Sultanım Seyda Muhammed İhsan hazretleri

SABIR VE HALİMLİĞİ
Seyda Hz’nin en belirgin vasıflarından biri hilmi ve sabrıdır. Karşı karşıya kaldığı musibetler ne kadar ağır olursa olsun sabrı da o kadar çok olmuştur. Bizler için onun sabrını tarif etmek mümkün değildir. Allah (c.c.) ona Hz. Eyüp (a.s)’ın sabrından vermiştir. Zaman zaman derdi ki : “Benim yaşadığım sıkıntıları başkası görmüş olsaydı Allah muhafaza aklını yitirirdi. Sabır benden acizlik etmiş, eğer sabır dile gelseydi bana isyan ederdi.” Karşılaştığı olumsuz hal ve hareketlere karşı sürekli hâlim bir tavır takınır, asla aynı şekilde cevap vermez ve daima sabırlı olurdu. Hatta onlar için şükür ve dua ederdi. “Her konuyu Allah (c.c)’ya havale edersek Cenab-ı Hak bizim derecemizi yükseltir, dünya ve ahirette mükafatlar nasip eder.” derdi.
Seyda Hz. her anında sabırlı olup, haksız bir durumla karşı karşıya kaldığı zaman; “Elhamdulillah Mevlam bizleri mazlumlardan eylemiş, zâlimlerden eylememiştir. Ne kadar sabırlı olduysam o kadar kazançlı çıktım, Allah (c.c.)’nun muvaffakiyetine mazhar oldum” derdi.

Seyda hazretleri 1994 yılına kadar insanlara dini anlatmak ve allahı bu kutlu yola çağırmak için anadolunun birçok memleketini gezdi.1994 yılında imamhatiplik vazifesini tamamlayarak emekli oldu.
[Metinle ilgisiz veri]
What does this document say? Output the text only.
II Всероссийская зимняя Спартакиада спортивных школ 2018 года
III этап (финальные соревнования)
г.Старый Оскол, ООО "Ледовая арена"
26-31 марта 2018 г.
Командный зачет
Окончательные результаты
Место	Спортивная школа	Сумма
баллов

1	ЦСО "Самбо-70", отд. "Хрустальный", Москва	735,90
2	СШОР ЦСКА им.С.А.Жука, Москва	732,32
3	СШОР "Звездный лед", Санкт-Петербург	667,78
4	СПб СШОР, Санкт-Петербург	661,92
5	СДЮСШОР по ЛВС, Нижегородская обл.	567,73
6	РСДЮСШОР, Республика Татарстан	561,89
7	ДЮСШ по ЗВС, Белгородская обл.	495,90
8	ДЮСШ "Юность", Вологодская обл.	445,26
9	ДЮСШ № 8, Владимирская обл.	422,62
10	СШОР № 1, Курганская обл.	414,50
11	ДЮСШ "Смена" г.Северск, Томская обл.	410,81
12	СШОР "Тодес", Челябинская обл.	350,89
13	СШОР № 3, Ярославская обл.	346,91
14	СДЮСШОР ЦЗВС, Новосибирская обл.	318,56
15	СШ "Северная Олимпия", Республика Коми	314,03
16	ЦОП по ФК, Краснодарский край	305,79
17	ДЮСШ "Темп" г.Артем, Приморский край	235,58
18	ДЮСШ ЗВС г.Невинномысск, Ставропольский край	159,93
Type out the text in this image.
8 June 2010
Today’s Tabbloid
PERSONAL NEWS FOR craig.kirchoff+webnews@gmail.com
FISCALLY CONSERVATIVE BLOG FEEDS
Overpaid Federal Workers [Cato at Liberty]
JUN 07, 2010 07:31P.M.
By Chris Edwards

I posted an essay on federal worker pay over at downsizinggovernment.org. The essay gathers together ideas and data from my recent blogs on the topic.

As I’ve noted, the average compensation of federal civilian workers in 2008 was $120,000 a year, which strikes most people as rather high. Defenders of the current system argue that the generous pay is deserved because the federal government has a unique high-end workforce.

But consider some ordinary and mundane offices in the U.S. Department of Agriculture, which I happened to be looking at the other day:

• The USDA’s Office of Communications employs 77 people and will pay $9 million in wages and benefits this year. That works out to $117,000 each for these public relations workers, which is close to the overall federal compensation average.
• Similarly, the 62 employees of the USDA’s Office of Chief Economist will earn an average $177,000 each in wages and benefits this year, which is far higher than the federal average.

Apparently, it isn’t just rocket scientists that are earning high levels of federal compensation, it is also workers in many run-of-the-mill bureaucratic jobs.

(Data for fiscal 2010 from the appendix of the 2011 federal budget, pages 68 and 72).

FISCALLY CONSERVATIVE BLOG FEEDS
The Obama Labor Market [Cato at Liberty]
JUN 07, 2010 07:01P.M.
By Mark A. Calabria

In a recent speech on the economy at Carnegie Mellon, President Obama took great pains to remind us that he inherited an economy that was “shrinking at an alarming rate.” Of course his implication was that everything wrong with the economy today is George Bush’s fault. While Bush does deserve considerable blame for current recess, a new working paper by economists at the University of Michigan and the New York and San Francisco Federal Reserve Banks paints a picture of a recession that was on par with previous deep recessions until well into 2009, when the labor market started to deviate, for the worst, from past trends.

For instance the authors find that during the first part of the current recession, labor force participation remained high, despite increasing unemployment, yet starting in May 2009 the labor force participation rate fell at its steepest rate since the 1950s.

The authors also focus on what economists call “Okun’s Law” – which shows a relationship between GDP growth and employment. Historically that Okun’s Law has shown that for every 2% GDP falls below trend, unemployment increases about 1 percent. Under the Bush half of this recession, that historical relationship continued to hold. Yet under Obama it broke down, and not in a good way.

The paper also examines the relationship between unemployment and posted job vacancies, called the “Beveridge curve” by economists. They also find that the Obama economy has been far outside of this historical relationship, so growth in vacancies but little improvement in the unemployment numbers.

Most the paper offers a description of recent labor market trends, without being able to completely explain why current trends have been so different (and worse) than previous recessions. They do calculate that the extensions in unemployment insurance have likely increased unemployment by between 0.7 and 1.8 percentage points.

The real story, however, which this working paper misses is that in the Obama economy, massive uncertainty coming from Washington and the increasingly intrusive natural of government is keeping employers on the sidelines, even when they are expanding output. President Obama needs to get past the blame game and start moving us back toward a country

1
Bu tarihten sonra irşad vazifesini de en asgari seviyeye indirdi. Zaman zaman müridlerini ziyaret etmek için şehir dışına çıkardı.

Seyda hazretleri emekliliğinden sonra kendi evinde kendisi için ayrılan hücrede adeta dört duvar arasında hapis hayatı yaşıyordu. Ve devamlı mürakabe halinde bulunurdu. Kendisinin bu hali emekliliği sırasında başladı ve ebedi saadete intikal ettiği ana kadar devam etti. Seyda hazretlerinin vefatı da bu hücrede gerçekleşti. Bazen aylarca yıllarca evinden dışarı çıkmazdı. Allah teala kendisine bu sonsuz sabrı vermişti. Bazen seyda hazretlerine dışarı yeşilliklerin bulunduğu bir yere gidelim istirahat buyurun diye söylendiğinde iznim yok başka zaman inşallah derdi.